A year later, we finally left the desert and made the move to Washington.

It’s been five years now and thanks to lots of help, we’re continuing to learn the lessons of wooden boat stewardship. With help from Les and a throng of marine trades folks at Boat Haven, Sockeye has seen three successful haul outs, navigation equipment upgrades and several plank and house wood repairs. After spending an entire career worried about plumb and level, I am now learning about sheer and camber.  

I could have opted for a big, white, fiberglass boat loaded with chrome, the kind you see moored side-by-side in marinas from Seattle to Santa Monica and South Florida.

But Sockeye was a package deal.
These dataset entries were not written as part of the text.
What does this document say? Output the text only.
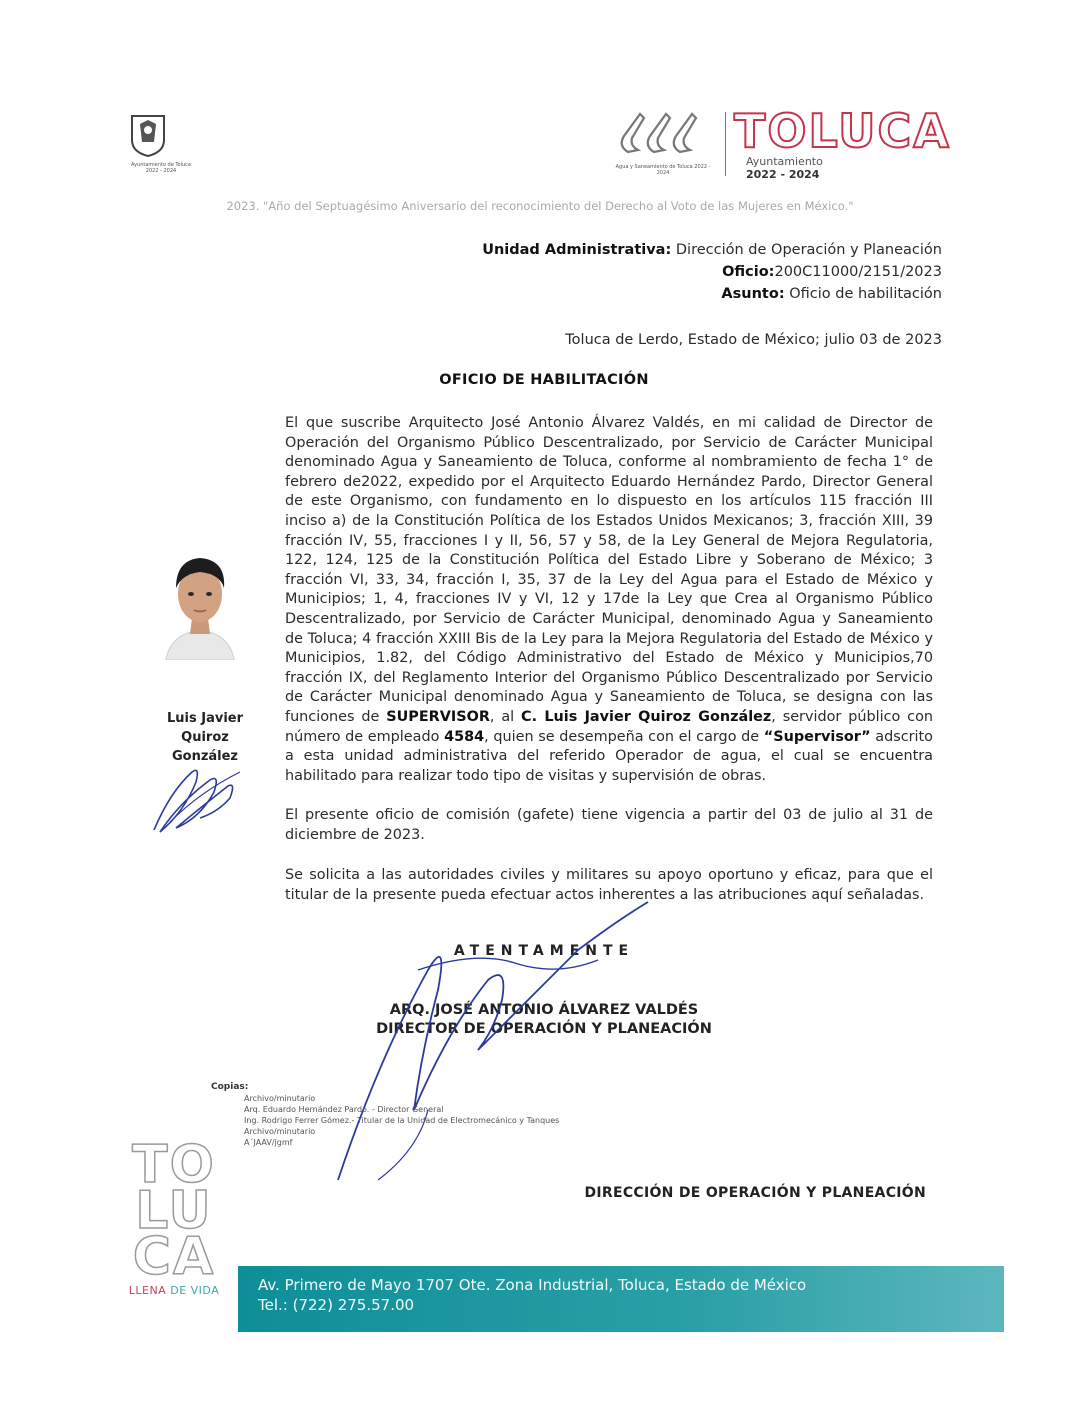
Ayuntamiento de Toluca 2022 - 2024
Agua y Saneamiento de Toluca 2022 - 2024
TOLUCA
Ayuntamiento
2022 - 2024
2023. "Año del Septuagésimo Aniversario del reconocimiento del Derecho al Voto de las Mujeres en México."
Unidad Administrativa: Dirección de Operación y Planeación
Oficio:200C11000/2151/2023
Asunto: Oficio de habilitación
Toluca de Lerdo, Estado de México; julio 03 de 2023
OFICIO DE HABILITACIÓN
Luis Javier
Quiroz
González
El que suscribe Arquitecto José Antonio Álvarez Valdés, en mi calidad de Director de Operación del Organismo Público Descentralizado, por Servicio de Carácter Municipal denominado Agua y Saneamiento de Toluca, conforme al nombramiento de fecha 1° de febrero de2022, expedido por el Arquitecto Eduardo Hernández Pardo, Director General de este Organismo, con fundamento en lo dispuesto en los artículos 115 fracción III inciso a) de la Constitución Política de los Estados Unidos Mexicanos; 3, fracción XIII, 39 fracción IV, 55, fracciones I y II, 56, 57 y 58, de la Ley General de Mejora Regulatoria, 122, 124, 125 de la Constitución Política del Estado Libre y Soberano de México; 3 fracción VI, 33, 34, fracción I, 35, 37 de la Ley del Agua para el Estado de México y Municipios; 1, 4, fracciones IV y VI, 12 y 17de la Ley que Crea al Organismo Público Descentralizado, por Servicio de Carácter Municipal, denominado Agua y Saneamiento de Toluca; 4 fracción XXIII Bis de la Ley para la Mejora Regulatoria del Estado de México y Municipios, 1.82, del Código Administrativo del Estado de México y Municipios,70 fracción IX, del Reglamento Interior del Organismo Público Descentralizado por Servicio de Carácter Municipal denominado Agua y Saneamiento de Toluca, se designa con las funciones de SUPERVISOR, al C. Luis Javier Quiroz González, servidor público con número de empleado 4584, quien se desempeña con el cargo de “Supervisor” adscrito a esta unidad administrativa del referido Operador de agua, el cual se encuentra habilitado para realizar todo tipo de visitas y supervisión de obras.
El presente oficio de comisión (gafete) tiene vigencia a partir del 03 de julio al 31 de diciembre de 2023.
Se solicita a las autoridades civiles y militares su apoyo oportuno y eficaz, para que el titular de la presente pueda efectuar actos inherentes a las atribuciones aquí señaladas.
ATENTAMENTE
ARQ. JOSÉ ANTONIO ÁLVAREZ VALDÉS
DIRECTOR DE OPERACIÓN Y PLANEACIÓN
Copias:
Archivo/minutario
Arq. Eduardo Hernández Pardo. - Director General
Ing. Rodrigo Ferrer Gómez.- Titular de la Unidad de Electromecánico y Tanques
Archivo/minutario
A´JAAV/jgmf
DIRECCIÓN DE OPERACIÓN Y PLANEACIÓN
TO
LU
CA
LLENA DE VIDA	Av. Primero de Mayo 1707 Ote. Zona Industrial, Toluca, Estado de México
Tel.: (722) 275.57.00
When we bought this boat, she came with new friends, a town, a home port, and a subculture unlike any other. It was no contest. We’ve never looked back.

And I still have that school catalog and the letter from Sean Lappetito. I wonder….

Libby and Les spent 13 years lovingly converting Sockeye into a cruiser.
Current Sockeye caretakers Sarah Heiner and Carl Berger.

Note: This article first appeared in the Summer-Fall 2021 Port of Port Townsend Newsletter. Sockeye will be making her fourth visit to the Port Townsend Wooden Boat Festival next month.


  1. Love hearing stories of how people came to this very special place. What a blessing it is to those of us that can live here.